A origem das duas explosões não foi informada oficialmente, mas um funcionário do HDP, que pediu o anonimato, disse que foram provocadas por bombas.

O principal líder do partido, Selanhattin Demirtas, planeja realizar uma reunião pública em Mersin ao fim da tarde, declarou seu Estado-Maior. O governo islamita-conservador no poder condenou os dois ataques.

"Um ataque contra um partido político, seja qual for, equivale a um ataque contra todos os partidos e contra a democracia", considerou o ministro da Cultura, Omer Celik, em sua conta do Twitter.

"Este combate político não deveria ser contaminado pela violência", afirmou o ministro turco das Finanças, Mehmet Simsek, à rede de televisão NTV.



Desde o início da campanha eleitoral para as legislativas, o partido opositor pró-curdo foi alvo de vários ataques. Há um mês, sua sede em Ancara foi alvo de disparos que não deixaram vítimas.

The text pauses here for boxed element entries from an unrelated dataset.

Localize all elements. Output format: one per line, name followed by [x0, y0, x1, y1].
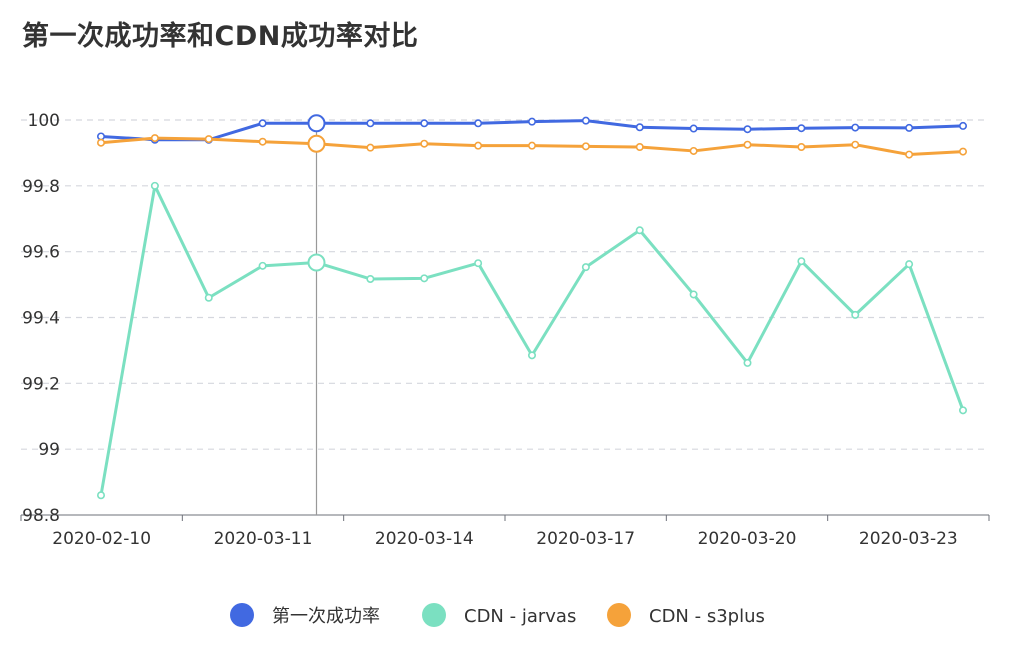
data-point[interactable] — [797, 142, 806, 151]
x-tick-label: 2020-03-20 — [698, 529, 797, 549]
legend-item[interactable]: CDN - jarvas — [422, 603, 576, 627]
data-point[interactable] — [851, 123, 860, 132]
series-1 — [97, 114, 967, 144]
data-point[interactable] — [258, 119, 267, 128]
data-point[interactable] — [204, 293, 213, 302]
series-3 — [97, 134, 967, 159]
data-point[interactable] — [743, 125, 752, 134]
data-point[interactable] — [258, 261, 267, 270]
data-point[interactable] — [97, 491, 106, 500]
y-tick-label: 99.2 — [22, 374, 60, 394]
legend-label: 第一次成功率 — [272, 606, 380, 627]
data-point[interactable] — [366, 119, 375, 128]
legend-item[interactable]: CDN - s3plus — [607, 603, 765, 627]
data-point[interactable] — [689, 146, 698, 155]
data-point[interactable] — [689, 124, 698, 133]
y-tick-label: 99 — [38, 440, 60, 460]
data-point[interactable] — [635, 123, 644, 132]
x-tick-label: 2020-02-10 — [52, 529, 151, 549]
data-point[interactable] — [97, 138, 106, 147]
series-layer — [97, 114, 967, 500]
data-point[interactable] — [366, 143, 375, 152]
data-point[interactable] — [474, 119, 483, 128]
x-tick-label: 2020-03-17 — [536, 529, 635, 549]
chart-title: 第一次成功率和CDN成功率对比 — [22, 21, 419, 52]
x-axis: 2020-02-10 2020-03-11 2020-03-14 2020-03-17… — [20, 514, 990, 549]
data-point[interactable] — [635, 226, 644, 235]
x-tick-label: 2020-03-23 — [859, 529, 958, 549]
data-point[interactable] — [743, 358, 752, 367]
legend-marker — [422, 603, 446, 627]
data-point[interactable] — [474, 259, 483, 268]
data-point[interactable] — [581, 116, 590, 125]
legend-label: CDN - s3plus — [649, 606, 765, 627]
data-point[interactable] — [527, 141, 536, 150]
legend-marker — [607, 603, 631, 627]
data-point[interactable] — [97, 132, 106, 141]
y-tick-label: 98.8 — [22, 506, 60, 526]
data-point[interactable] — [258, 137, 267, 146]
data-point[interactable] — [958, 406, 967, 415]
y-axis-tick-labels: 98.8 99 99.2 99.4 99.6 99.8 100 — [22, 111, 60, 526]
data-point[interactable] — [851, 310, 860, 319]
data-point[interactable] — [958, 121, 967, 130]
data-point[interactable] — [420, 274, 429, 283]
data-point[interactable] — [851, 140, 860, 149]
data-point[interactable] — [905, 150, 914, 159]
y-tick-label: 99.8 — [22, 177, 60, 197]
legend-marker — [230, 603, 254, 627]
data-point[interactable] — [420, 139, 429, 148]
data-point[interactable] — [905, 260, 914, 269]
data-point[interactable] — [307, 253, 326, 272]
legend-item[interactable]: 第一次成功率 — [230, 603, 380, 627]
y-tick-label: 99.6 — [22, 243, 60, 263]
x-tick-label: 2020-03-14 — [375, 529, 474, 549]
y-tick-label: 99.4 — [22, 309, 60, 329]
data-point[interactable] — [204, 135, 213, 144]
x-tick-label: 2020-03-11 — [214, 529, 313, 549]
data-point[interactable] — [905, 123, 914, 132]
data-point[interactable] — [527, 351, 536, 360]
data-point[interactable] — [581, 263, 590, 272]
data-point[interactable] — [150, 181, 159, 190]
legend-label: CDN - jarvas — [464, 606, 576, 627]
data-point[interactable] — [307, 114, 326, 133]
y-tick-label: 100 — [28, 111, 60, 131]
data-point[interactable] — [743, 140, 752, 149]
data-point[interactable] — [420, 119, 429, 128]
grid-lines — [21, 119, 989, 450]
series-2 — [97, 181, 967, 500]
data-point[interactable] — [527, 117, 536, 126]
data-point[interactable] — [307, 134, 326, 153]
data-point[interactable] — [689, 290, 698, 299]
data-point[interactable] — [958, 147, 967, 156]
data-point[interactable] — [474, 141, 483, 150]
data-point[interactable] — [797, 124, 806, 133]
data-point[interactable] — [581, 142, 590, 151]
data-point[interactable] — [366, 274, 375, 283]
data-point[interactable] — [635, 142, 644, 151]
data-point[interactable] — [797, 257, 806, 266]
legend: 第一次成功率 CDN - jarvas CDN - s3plus — [230, 603, 765, 627]
data-point[interactable] — [150, 134, 159, 143]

Os resultados do HDP nas próximas eleições provocam uma grande expectativa. As últimas pesquisas dão ao grupo um resultado em torno de 10% dos votos.

Se esta formação superar a barreira de 10% dos votos em nível nacional, pode impedir que o partido do presidente Recep Tayyip Erdogan consiga a maioria de dois terços necessária para aprovar a reforma constitucional que o líder quer levar adiante para reforçar seus poderes como chefe de Estado.